Nasza Loteria NaM - pasek na kartach artykułów

Tadeusz Woźniak: "Najważniejsza jest dla mnie pogoda ducha"

Redakcja
Pamiątkowe zdjęcie z Tadeuszem Woźniakiem
Pamiątkowe zdjęcie z Tadeuszem Woźniakiem z arch. prywatnego Adam Sęczkowski
14 stycznia w Muzeum Miasta Łodzi na zaproszenie Fundacji „Połączeni Pasją” ze swoim recitalem wystąpił Tadeusz Woźniak. Po występie udało się zamienić kilka słów z artystą. Oto co powiedział specjalnie dla czytelników.

Panie Tadeuszu. Dziś wystąpił Pan w Łodzi na zaproszenie Fundacji „Połączeni Pasją”. Wiem, że Pan również jest związany z Fundacją „Pociechom”, która zajmuje się rehabilitacją dzieci. To piękne, że pomaga Pan innym ofiarując swój talent i cząstkę siebie.
- Ja i moi współpracownicy (rodzina), uczestniczymy w bardzo wielu koncertach, które mają jakiś cel społeczny. Są różne cele jak np. rehabilitacja dzieci, opieka nad niepełnosprawnymi czy też opieka nad artystami, którzy potrzebują pomocy, jak w tym przypadku. Tych koncertów w ciągu roku dajemy sporo. Raczej nie odmawiamy, jeśli wiemy, że fundacja nie jest „fasadą” dla jakiegoś lansu, bo znam też organizacje, które mają głównie na celu wypromowanie prezesów i wprowadzenie ich na salony. W przypadku Fundacji „Połączeni Pasją” nie ma o tym mowy.

Cofnijmy się o kilkanaście lat. W latach 70. i 80. na Zachodzie gwiazdy otrzymywały niewiarygodnie wysokie honoraria. Wielu polskich artystów zdecydowało się opuścić nasz kraj i wyjechało np. do USA. Czy nie myślał Pan wówczas o wyjeździe do „raju za oceanem”?
- Z jedną tylko poprawką; te wielkie honoraria otrzymywali topowi artyści ich, a nie nasi. Zdarzyło się kilka razy, kiedy polscy artyści weszli na rynek zachodni. Jest to Michał Urbaniak z Urszulą Dudziak, Basia (Trzetrzelewska – przyp. red.), która zanim wyjechała śpiewała w Alibabkach i nagrywała z nimi płyty i tak na dobrą sprawę nie za bardzo wiem co dalej powiedzieć (śmiech). O sukcesie decyduje to, czy ktoś kupuje Twoje płyty, czy stacje radiowe je grają - i wtedy dopiero ma to jakieś znaczenie.

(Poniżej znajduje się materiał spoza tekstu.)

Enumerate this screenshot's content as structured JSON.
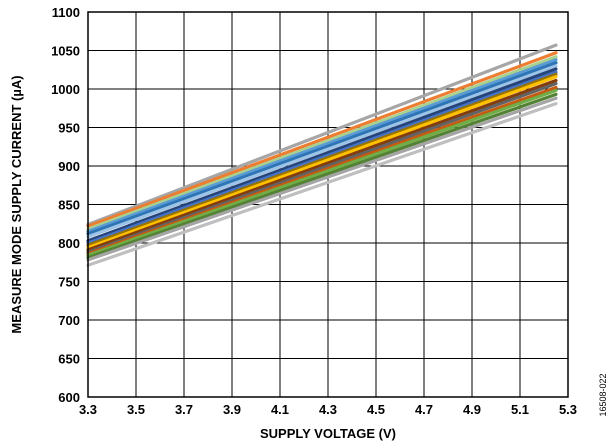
{
  "chart_data": {
    "type": "line",
    "title": "",
    "xlabel": "SUPPLY VOLTAGE (V)",
    "ylabel": "MEASURE MODE SUPPLY CURRENT (µA)",
    "xlim": [
      3.3,
      5.3
    ],
    "ylim": [
      600,
      1100
    ],
    "xticks": [
      3.3,
      3.5,
      3.7,
      3.9,
      4.1,
      4.3,
      4.5,
      4.7,
      4.9,
      5.1,
      5.3
    ],
    "xtick_labels": [
      "3.3",
      "3.5",
      "3.7",
      "3.9",
      "4.1",
      "4.3",
      "4.5",
      "4.7",
      "4.9",
      "5.1",
      "5.3"
    ],
    "yticks": [
      600,
      650,
      700,
      750,
      800,
      850,
      900,
      950,
      1000,
      1050,
      1100
    ],
    "ytick_labels": [
      "600",
      "650",
      "700",
      "750",
      "800",
      "850",
      "900",
      "950",
      "1000",
      "1050",
      "1100"
    ],
    "grid": true,
    "legend": "none",
    "figure_id": "16508-022",
    "series": [
      {
        "color": "#a6a6a6",
        "x": [
          3.3,
          5.25
        ],
        "y": [
          824,
          1057
        ]
      },
      {
        "color": "#ed7d31",
        "x": [
          3.3,
          5.25
        ],
        "y": [
          822,
          1047
        ]
      },
      {
        "color": "#a9d18e",
        "x": [
          3.3,
          5.25
        ],
        "y": [
          818,
          1042
        ]
      },
      {
        "color": "#5b9bd5",
        "x": [
          3.3,
          5.25
        ],
        "y": [
          815,
          1038
        ]
      },
      {
        "color": "#2e75b6",
        "x": [
          3.3,
          5.25
        ],
        "y": [
          812,
          1034
        ]
      },
      {
        "color": "#9dc3e6",
        "x": [
          3.3,
          5.25
        ],
        "y": [
          808,
          1030
        ]
      },
      {
        "color": "#264478",
        "x": [
          3.3,
          5.25
        ],
        "y": [
          803,
          1026
        ]
      },
      {
        "color": "#4472c4",
        "x": [
          3.3,
          5.25
        ],
        "y": [
          800,
          1022
        ]
      },
      {
        "color": "#997300",
        "x": [
          3.3,
          5.25
        ],
        "y": [
          797,
          1019
        ]
      },
      {
        "color": "#ffc000",
        "x": [
          3.3,
          5.25
        ],
        "y": [
          794,
          1016
        ]
      },
      {
        "color": "#843c0c",
        "x": [
          3.3,
          5.25
        ],
        "y": [
          791,
          1011
        ]
      },
      {
        "color": "#636363",
        "x": [
          3.3,
          5.25
        ],
        "y": [
          788,
          1007
        ]
      },
      {
        "color": "#c55a11",
        "x": [
          3.3,
          5.25
        ],
        "y": [
          786,
          1002
        ]
      },
      {
        "color": "#70ad47",
        "x": [
          3.3,
          5.25
        ],
        "y": [
          784,
          998
        ]
      },
      {
        "color": "#548235",
        "x": [
          3.3,
          5.25
        ],
        "y": [
          781,
          993
        ]
      },
      {
        "color": "#a5a5a5",
        "x": [
          3.3,
          5.25
        ],
        "y": [
          778,
          988
        ]
      },
      {
        "color": "#bfbfbf",
        "x": [
          3.3,
          5.25
        ],
        "y": [
          771,
          981
        ]
      }
    ]
  }
}
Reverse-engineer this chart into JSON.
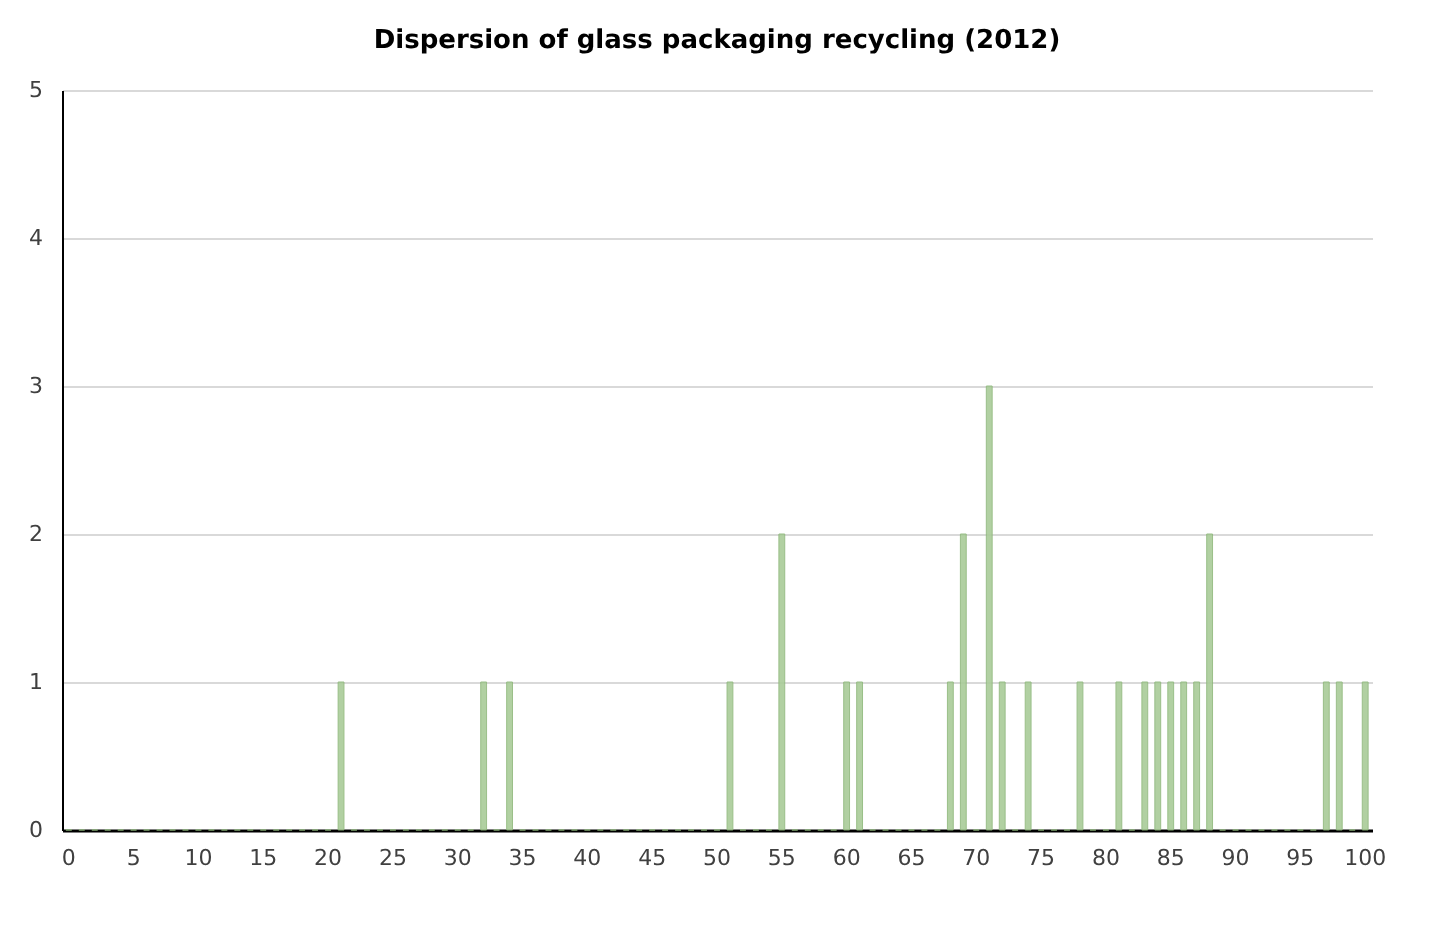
{
  "chart_data": {
    "type": "bar",
    "title": "Dispersion of glass packaging recycling (2012)",
    "categories": [
      "0",
      null,
      null,
      null,
      null,
      "5",
      null,
      null,
      null,
      null,
      "10",
      null,
      null,
      null,
      null,
      "15",
      null,
      null,
      null,
      null,
      "20",
      null,
      null,
      null,
      null,
      "25",
      null,
      null,
      null,
      null,
      "30",
      null,
      null,
      null,
      null,
      "35",
      null,
      null,
      null,
      null,
      "40",
      null,
      null,
      null,
      null,
      "45",
      null,
      null,
      null,
      null,
      "50",
      null,
      null,
      null,
      null,
      "55",
      null,
      null,
      null,
      null,
      "60",
      null,
      null,
      null,
      null,
      "65",
      null,
      null,
      null,
      null,
      "70",
      null,
      null,
      null,
      null,
      "75",
      null,
      null,
      null,
      null,
      "80",
      null,
      null,
      null,
      null,
      "85",
      null,
      null,
      null,
      null,
      "90",
      null,
      null,
      null,
      null,
      "95",
      null,
      null,
      null,
      null,
      "100"
    ],
    "values": [
      0,
      0,
      0,
      0,
      0,
      0,
      0,
      0,
      0,
      0,
      0,
      0,
      0,
      0,
      0,
      0,
      0,
      0,
      0,
      0,
      0,
      1,
      0,
      0,
      0,
      0,
      0,
      0,
      0,
      0,
      0,
      0,
      1,
      0,
      1,
      0,
      0,
      0,
      0,
      0,
      0,
      0,
      0,
      0,
      0,
      0,
      0,
      0,
      0,
      0,
      0,
      1,
      0,
      0,
      0,
      2,
      0,
      0,
      0,
      0,
      1,
      1,
      0,
      0,
      0,
      0,
      0,
      0,
      1,
      2,
      0,
      3,
      1,
      0,
      1,
      0,
      0,
      0,
      1,
      0,
      0,
      1,
      0,
      1,
      1,
      1,
      1,
      1,
      2,
      0,
      0,
      0,
      0,
      0,
      0,
      0,
      0,
      1,
      1,
      0,
      1
    ],
    "color": "#a9cc98",
    "ylim": [
      0,
      5
    ],
    "yticks": [
      0,
      1,
      2,
      3,
      4,
      5
    ],
    "grid": "y"
  }
}
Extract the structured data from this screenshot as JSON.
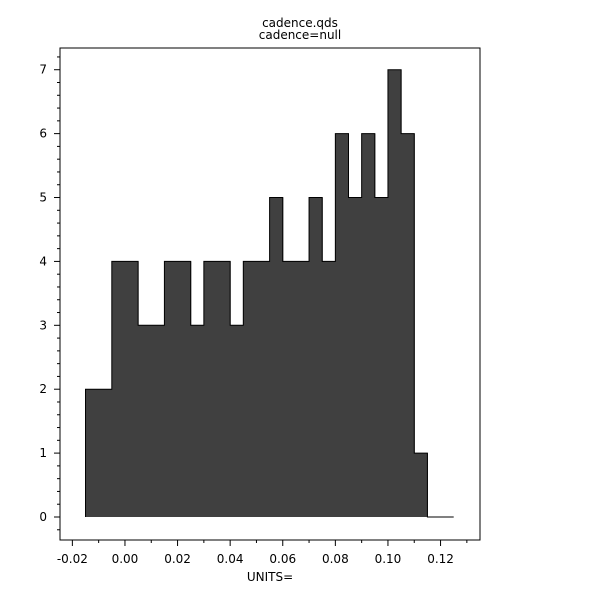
{
  "chart_data": {
    "type": "bar",
    "title": "cadence.qds",
    "subtitle": "cadence=null",
    "xlabel": "UNITS=",
    "ylabel": "",
    "bin_edges": [
      -0.015,
      -0.01,
      -0.005,
      0,
      0.005,
      0.01,
      0.015,
      0.02,
      0.025,
      0.03,
      0.035,
      0.04,
      0.045,
      0.05,
      0.055,
      0.06,
      0.065,
      0.07,
      0.075,
      0.08,
      0.085,
      0.09,
      0.095,
      0.1,
      0.105,
      0.11,
      0.115,
      0.12,
      0.125
    ],
    "values": [
      2,
      2,
      4,
      4,
      3,
      3,
      4,
      4,
      3,
      4,
      4,
      3,
      4,
      4,
      5,
      4,
      4,
      5,
      4,
      6,
      5,
      6,
      5,
      7,
      6,
      1,
      0,
      0
    ],
    "xlim": [
      -0.0247,
      0.135
    ],
    "ylim": [
      -0.36,
      7.34
    ],
    "xticks": [
      "-0.02",
      "0.00",
      "0.02",
      "0.04",
      "0.06",
      "0.08",
      "0.10",
      "0.12"
    ],
    "yticks": [
      "0",
      "1",
      "2",
      "3",
      "4",
      "5",
      "6",
      "7"
    ],
    "grid": false,
    "fill_color": "#404040"
  }
}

A nie miał Pan w tamtych czasach przebłysku, aby spróbować swojej kariery za oceanem?
- Tego nie da się zrobić, jeśli się nie poświęci temu życia. Nie da się tego zrobić z Polski. By coś takiego się stało, musiałbym podjąć decyzję o emigracji. Nigdy nie chciałem być "emigrantem", a życie „okrakiem” tu i tam jednocześnie rzadko przynosi jakiekolwiek rezultaty i właściwie „morduje” człowiekowi poczucie bezpieczeństwa.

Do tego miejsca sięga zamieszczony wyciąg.